Friday, 17 April 2015

How do supermarkets compete?

In the previous post I wrote up the results of the Electricity Authority's latest survey of competition in various industries: supermarkets came out tops in terms of people's assessment of whether they are getting a competitive deal from businesses they deal with. While it wasn't a full economy-wide survey, and maybe there are unsurveyed sectors that would have shown up better than the supermarkets, it was nonetheless very interesting that people feel they are getting a fair deal from supermarkets vying for their custom, and all the more so because there have been concerns about a potential duopolistic shakedown.

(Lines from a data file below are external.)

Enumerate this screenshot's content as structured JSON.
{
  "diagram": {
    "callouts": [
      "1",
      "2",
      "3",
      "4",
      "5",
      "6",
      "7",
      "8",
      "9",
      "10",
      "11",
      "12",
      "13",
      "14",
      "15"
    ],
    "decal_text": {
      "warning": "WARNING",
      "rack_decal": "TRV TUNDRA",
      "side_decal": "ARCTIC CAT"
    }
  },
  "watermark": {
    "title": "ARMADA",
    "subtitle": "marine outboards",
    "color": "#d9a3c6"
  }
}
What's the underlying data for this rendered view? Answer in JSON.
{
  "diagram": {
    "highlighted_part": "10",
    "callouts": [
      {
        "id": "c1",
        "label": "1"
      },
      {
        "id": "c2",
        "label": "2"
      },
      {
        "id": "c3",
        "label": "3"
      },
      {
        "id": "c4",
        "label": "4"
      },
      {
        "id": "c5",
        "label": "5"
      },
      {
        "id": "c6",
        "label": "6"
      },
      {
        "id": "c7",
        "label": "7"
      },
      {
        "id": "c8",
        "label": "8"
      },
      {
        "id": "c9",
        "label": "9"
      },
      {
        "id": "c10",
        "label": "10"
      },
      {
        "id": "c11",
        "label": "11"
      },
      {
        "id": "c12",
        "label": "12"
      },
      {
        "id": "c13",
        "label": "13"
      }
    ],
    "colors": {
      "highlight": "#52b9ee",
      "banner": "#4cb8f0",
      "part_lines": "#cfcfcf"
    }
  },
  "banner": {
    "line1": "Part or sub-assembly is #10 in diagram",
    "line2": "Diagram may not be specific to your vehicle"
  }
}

As it happens, I just came across another new survey which tells us in more detail what people value from supermarkets (it's Australian, but I'd suggest it's equally applicable here). It comes from Roy Morgan Research's 'Single Source' surveys, which are very large scale: this supermarket one had close to 16,000 respondents, all interviewed face to face. The press release is here (the full thing costs serious $, which is fair enough given the scale and value of the exercise).

Here's the core result, where we can see the various dimensions across which supermarkets compete, and which ones most press consumers' buttons.


Before seeing these results, I'd have guessed that some dimension of all-in-one convenience would have topped the list, supermarkets being (you'd think) the classic economies of scope/minimise transactions cost model, but I'd have been wrong. There are, to be sure, some convenience dimensions in the most valued characteristics of a supermarket. And there are some price/value dimensions, too, which you'd also expect to be high up the list. But the surprise packet - for me - was the very high ranking of quality, with 'high standards of food safety', 'hygienically prepared food', 'good quality' fruit and veg and 'clean and tidy' taking four of the top nine spots, including the top one itself.

Apart from its intrinsic interest, and the insight it gives into the real nature of the supermarkets' value proposition (and, I'd guess, a glimpse of their likely strategic thinking), it's a good reminder that competition is more than competition on price. Sure, most of us involved in thinking about competition have taken the idea on board, most of the time, and there's even an acronym SPQR (Service, Price, Quality, Range) that people sometimes deploy to make sure they've got all the potential bases of competitive rivalry covered. But it's nonetheless easy to lapse into using price as a proxy for everything. In some lines of business, and supermarkets are clearly one, that could lead you badly astray, and in several directions. You could easily assume there is less competition that there actually is. And, if rivalry diminished on one of those non-price dimensions, you could easily miss that, too.